Aber erst mit der Schaffung neuer Arbeitsmodelle könne Frauen mit Kindern ermöglicht werden, Karriere zu machen. Sowohl die interviewten Journalistinnen als auch das Autorinnenteam plädieren dafür, „Führungspositionen jenseits der typischen Vollzeitstelle“ zu schaffen, denkbar wären geteilte Ressortleitungen, Doppelspitzen oder 80-Prozent-Stellen.

Führungskultur

Die Führungskultur innerhalb einer Redaktion spiele, so ein weiteres Ergebnis der Studie, „eine bedeutende Rolle“ für die Karrierechancen der dort arbeitenden Journalistinnen. Insgesamt gab mehr als die Hälfte der Befragten an, dass sich die Führungskultur in ihrem Arbeitsumfeld gegenüber früheren Zeiten verbessert habe oder generell gut sei. Die Studienautorinnen bezeichnen dies als „begrüßenswerte positive Gesamtentwicklung“, betonen aber zugleich, dass es weiterhin zahlreiche Kritikpunkte gebe. Sie weisen darauf hin, dass mehrere Interviewpartnerinnen zwischen der Atmosphäre in ihrer direkten Umgebung und in den Führungsetagen unterschieden.

Die Aussage einer Interviewpartnerin verdeutlicht die Situation: „In meiner Redaktion fühle ich mich wohl, aber sobald es in höhere Ebenen geht, wird es anstrengend. Da gibt es diese typischen Situationen mit Männern, bei denen ich manchmal denke: ‚Gleich versucht er, mir zu erklären, wie der Computer angeht.‘ […] Ich würde mir eine sachliche, pragmatische Arbeit wünschen – kein Ausdiskutieren mit Männern, wer gerade auf welcher Hierarchieebene unterwegs ist.“

Alleingänge in Entscheidungssituationen, Geltungsdrang und Kontrollbedürfnis zählten zu den häufig beschriebenen Merkmalen, die die interviewten Journalistinnen mit männlicher Leitung assoziierten.

Sexismus

Laut eigenen Angaben ist knapp die Hälfte der Befragten schon einmal Sexismus ausgesetzt gewesen, vor allem in Form verbaler Übergriffe. Für eine Interviewpartnerin beginne Sexismus bereits, wenn Frauen gewisse Eigenschaften zugeschrieben werden, z.B. „charmant“. Einige Interviewpartnerinnen berichteten zudem, dass Frauen über andere Themen berichten würden als Männer. „Die Frauen bekommen eher diese weichen, sozialen Themen. Wirtschaft und Politik geht an die Männer“, sagte eine Interviewpartnerin. Das Autorinnenteam gibt die Empfehlung, dass beim Thema Sexismus „eine Nulltoleranzschwelle eingeführt werden“ solle; es müsse für Journalistinnen ausgewiesene Ansprechpersonen geben, an die sie sich vertrauensvoll wenden können.
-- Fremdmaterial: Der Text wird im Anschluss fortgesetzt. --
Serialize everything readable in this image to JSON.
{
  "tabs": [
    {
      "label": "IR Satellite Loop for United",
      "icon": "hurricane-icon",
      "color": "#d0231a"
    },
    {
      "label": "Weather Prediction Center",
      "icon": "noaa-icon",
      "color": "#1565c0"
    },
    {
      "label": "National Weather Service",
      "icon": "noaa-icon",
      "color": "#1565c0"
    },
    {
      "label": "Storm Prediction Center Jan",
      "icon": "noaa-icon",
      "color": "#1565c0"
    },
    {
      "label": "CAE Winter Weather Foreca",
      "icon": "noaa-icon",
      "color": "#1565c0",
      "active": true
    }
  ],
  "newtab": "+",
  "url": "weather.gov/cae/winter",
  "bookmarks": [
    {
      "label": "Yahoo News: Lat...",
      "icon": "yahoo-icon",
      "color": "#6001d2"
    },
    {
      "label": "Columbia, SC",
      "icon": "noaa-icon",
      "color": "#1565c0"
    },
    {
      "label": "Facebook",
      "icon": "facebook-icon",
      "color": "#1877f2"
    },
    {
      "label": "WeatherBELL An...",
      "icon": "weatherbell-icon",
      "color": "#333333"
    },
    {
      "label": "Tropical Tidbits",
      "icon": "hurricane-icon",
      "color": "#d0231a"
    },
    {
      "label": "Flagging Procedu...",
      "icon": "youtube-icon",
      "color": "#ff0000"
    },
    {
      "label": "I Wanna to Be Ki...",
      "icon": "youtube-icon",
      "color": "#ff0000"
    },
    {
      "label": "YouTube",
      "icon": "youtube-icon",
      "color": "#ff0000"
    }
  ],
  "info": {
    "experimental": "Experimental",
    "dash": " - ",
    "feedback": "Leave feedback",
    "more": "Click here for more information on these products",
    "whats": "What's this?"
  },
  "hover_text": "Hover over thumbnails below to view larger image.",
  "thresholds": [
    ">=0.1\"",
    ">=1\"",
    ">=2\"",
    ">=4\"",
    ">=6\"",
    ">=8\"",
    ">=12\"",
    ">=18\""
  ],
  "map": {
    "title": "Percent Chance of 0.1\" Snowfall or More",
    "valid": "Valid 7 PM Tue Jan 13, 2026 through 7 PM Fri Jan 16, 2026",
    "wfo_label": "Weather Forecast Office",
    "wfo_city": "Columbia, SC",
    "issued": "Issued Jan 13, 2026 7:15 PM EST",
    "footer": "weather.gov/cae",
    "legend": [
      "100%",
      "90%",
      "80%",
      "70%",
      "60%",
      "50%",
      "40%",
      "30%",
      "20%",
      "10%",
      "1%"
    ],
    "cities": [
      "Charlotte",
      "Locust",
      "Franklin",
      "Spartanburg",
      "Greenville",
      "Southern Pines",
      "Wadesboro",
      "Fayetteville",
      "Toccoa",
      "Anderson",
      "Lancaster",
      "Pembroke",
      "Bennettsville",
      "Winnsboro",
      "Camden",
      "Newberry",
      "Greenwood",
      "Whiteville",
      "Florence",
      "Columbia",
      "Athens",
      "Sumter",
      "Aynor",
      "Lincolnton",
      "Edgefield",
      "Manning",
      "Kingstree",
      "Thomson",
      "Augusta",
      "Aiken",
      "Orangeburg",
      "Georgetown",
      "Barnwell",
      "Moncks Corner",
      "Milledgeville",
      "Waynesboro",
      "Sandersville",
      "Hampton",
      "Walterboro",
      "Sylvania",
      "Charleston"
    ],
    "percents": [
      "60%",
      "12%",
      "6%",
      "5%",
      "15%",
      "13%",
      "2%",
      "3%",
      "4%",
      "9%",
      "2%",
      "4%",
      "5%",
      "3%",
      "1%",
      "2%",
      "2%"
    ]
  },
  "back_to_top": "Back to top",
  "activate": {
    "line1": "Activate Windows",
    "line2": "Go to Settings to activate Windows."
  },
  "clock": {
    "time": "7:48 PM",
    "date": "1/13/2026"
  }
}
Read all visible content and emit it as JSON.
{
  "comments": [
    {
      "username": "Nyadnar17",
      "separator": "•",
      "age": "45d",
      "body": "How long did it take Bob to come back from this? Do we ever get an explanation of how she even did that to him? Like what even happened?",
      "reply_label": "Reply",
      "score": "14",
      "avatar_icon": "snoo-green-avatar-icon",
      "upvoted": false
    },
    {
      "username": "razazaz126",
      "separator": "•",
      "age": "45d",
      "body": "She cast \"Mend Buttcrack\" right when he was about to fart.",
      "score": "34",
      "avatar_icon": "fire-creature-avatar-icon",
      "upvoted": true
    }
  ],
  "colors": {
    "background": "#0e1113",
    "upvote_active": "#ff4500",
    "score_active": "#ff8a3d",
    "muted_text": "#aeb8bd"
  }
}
Defizite in der Personalentwicklung und fehlende Frauenförderprogramme

Insbesondere in kleineren Redaktionen hängen Talentförderung und Personalentwicklung oft von persönlichen Neigungen und individuellem Engagement der Führungsverantwortlichen ab, heißt es in der Studie. Die Hälfte der befragten Journalistinnen betonte die Relevanz weiblicher Leitfiguren oder bedauerte, dass sie selbst kein weibliches Vorbild in ihrem Verlag hab     en.

Zehn von 16 Befragten sagten, dass ihre Zeitungshäuser keine Frauenförderung betreiben oder sie zumindest noch nie davon gehört haben und dass sie sich mehr Förderung wünschen, z.B. in Form von Mentoring oder Coaching. Scheinbar seien, so der Tenor, andere Probleme der Zeitungsbranche dringlicher, allen voran der große Spar- und Innovationsdruck.

Führungsverhalten eher eine Generationen- als Geschlechterfrage?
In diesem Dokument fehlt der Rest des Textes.